MYRTLE BEACH, S.C. (WMBF) - Self-quarantine can be a trial of relationships whether it’s with yourself, with a partner, roommate or your family.
Additional stressors because of the coronavirus can also put a strain on relationships. A licensed therapist gave WMBF News insight on how to make yourself happier and maintain relationships to be healthier at home.
No doubt being by yourself during this coronavirus pandemic is isolating, but licensed therapist Mandi Mitchell explained it’s important to stay healthy and happy.
She said to focus on your own self-care. Be mindful about what you can do to bring yourself joy to your day, and do it. Whether it’s giving your pet extra love, getting your hands dirty in the garden or reconnecting with nature. Most of all, though, she said to keep your relationships a priority.
“But, most importantly I think is continuing to stay connected. Continue doing what we’re doing. You know continue having video chats with your friends and your family. Be in group texts where you’re just really keeping that communication. We’re human beings, we’re pack animals, we’re meant to be with others. So try to maintain that as much as possible and I really, really think that is going to help maintain this balance,” Mitchell said.
Mitchell is a couple’s therapist and said since the coronavirus pandemic she’s seen an uptick in issues with couples. Mitchell said irritability and snappiness are what she’s seeing in her patients facing coronavirus stressors.
However, Mitchell said if this is happening to you, it’s normal. She said recent mood changes do not mean your relationship is falling apart, and that when we feel anxiety or stress we tend to project it onto the people we’re closest with.

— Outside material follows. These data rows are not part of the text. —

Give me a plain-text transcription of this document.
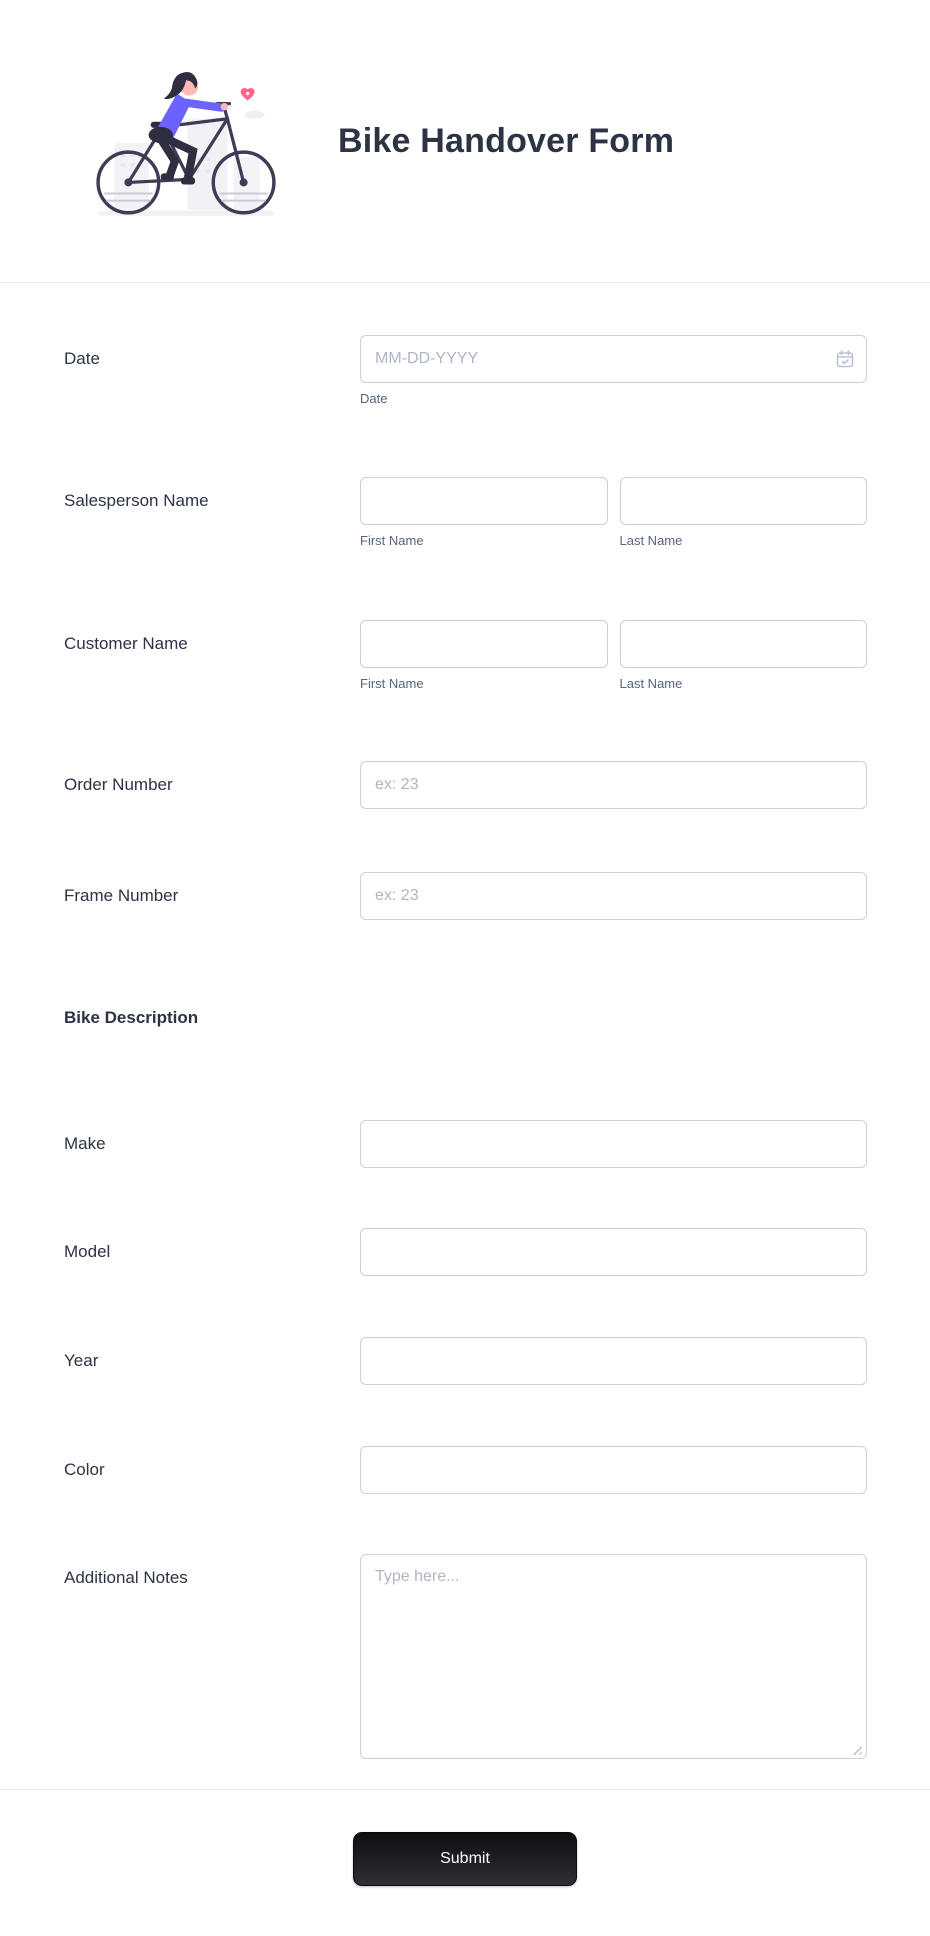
Bike Handover Form
Date
MM-DD-YYYY
Date
Salesperson Name
First Name	Last Name
Customer Name
First Name	Last Name
Order Number
ex: 23
Frame Number
ex: 23
Bike Description
Make
Model
Year
Color
Additional Notes
Type here...
Submit
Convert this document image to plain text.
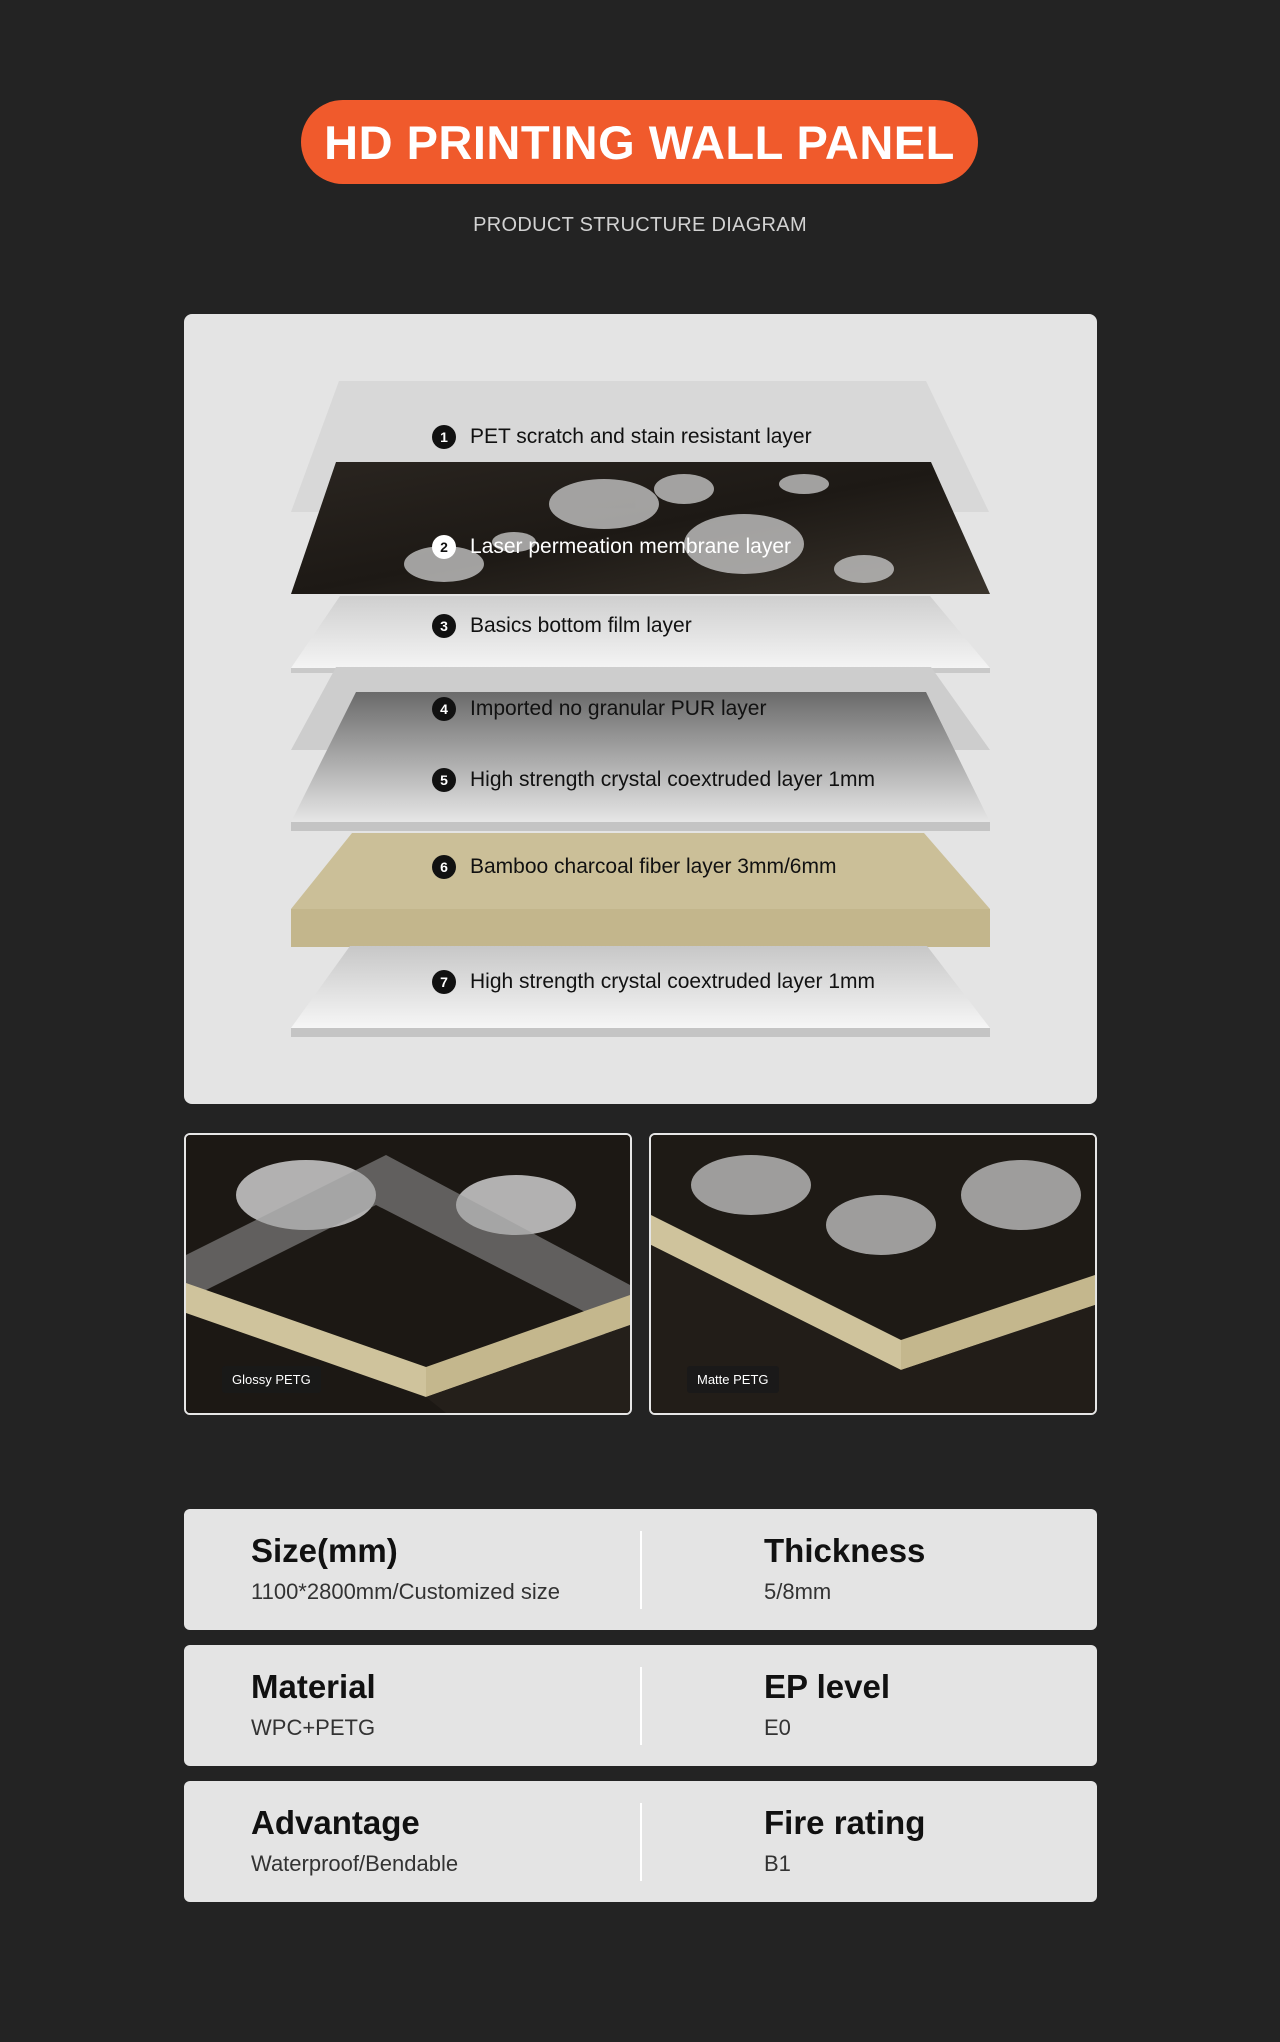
HD PRINTING WALL PANEL
PRODUCT STRUCTURE DIAGRAM
1	PET scratch and stain resistant layer
2	Laser permeation membrane layer
3	Basics bottom film layer
4	Imported no granular PUR layer
5	High strength crystal coextruded layer 1mm
6	Bamboo charcoal fiber layer 3mm/6mm
7	High strength crystal coextruded layer 1mm
Glossy PETG	Matte PETG
Size(mm)
1100*2800mm/Customized size
Thickness
5/8mm
Material
WPC+PETG
EP level
E0
Advantage
Waterproof/Bendable
Fire rating
B1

Mitchell explained how to help deescalate tension. She said when you’re angry, check-in with yourself and ask yourself how you’re feeling before starting a discussion. She said to ask yourself ‘if’ and ‘how’ you can make the conversation more productive, and what can you say in a positive way.
“Just really go into this idea we call fondness and admiration. Lean into the things that you like about your partner. Catching them doing something good and then saying it out loud. It just creates this culture of appreciation that’s really, really needed during this time," Mitchell said.
She said while at home, do things together you like to do but don’t usually have time for. She also suggests reminiscing and humor to lighten up a situation. She said to be willing and genuine to say sorry and move forward. Mitchell said to remind yourself why you’re fond of and admire your partner.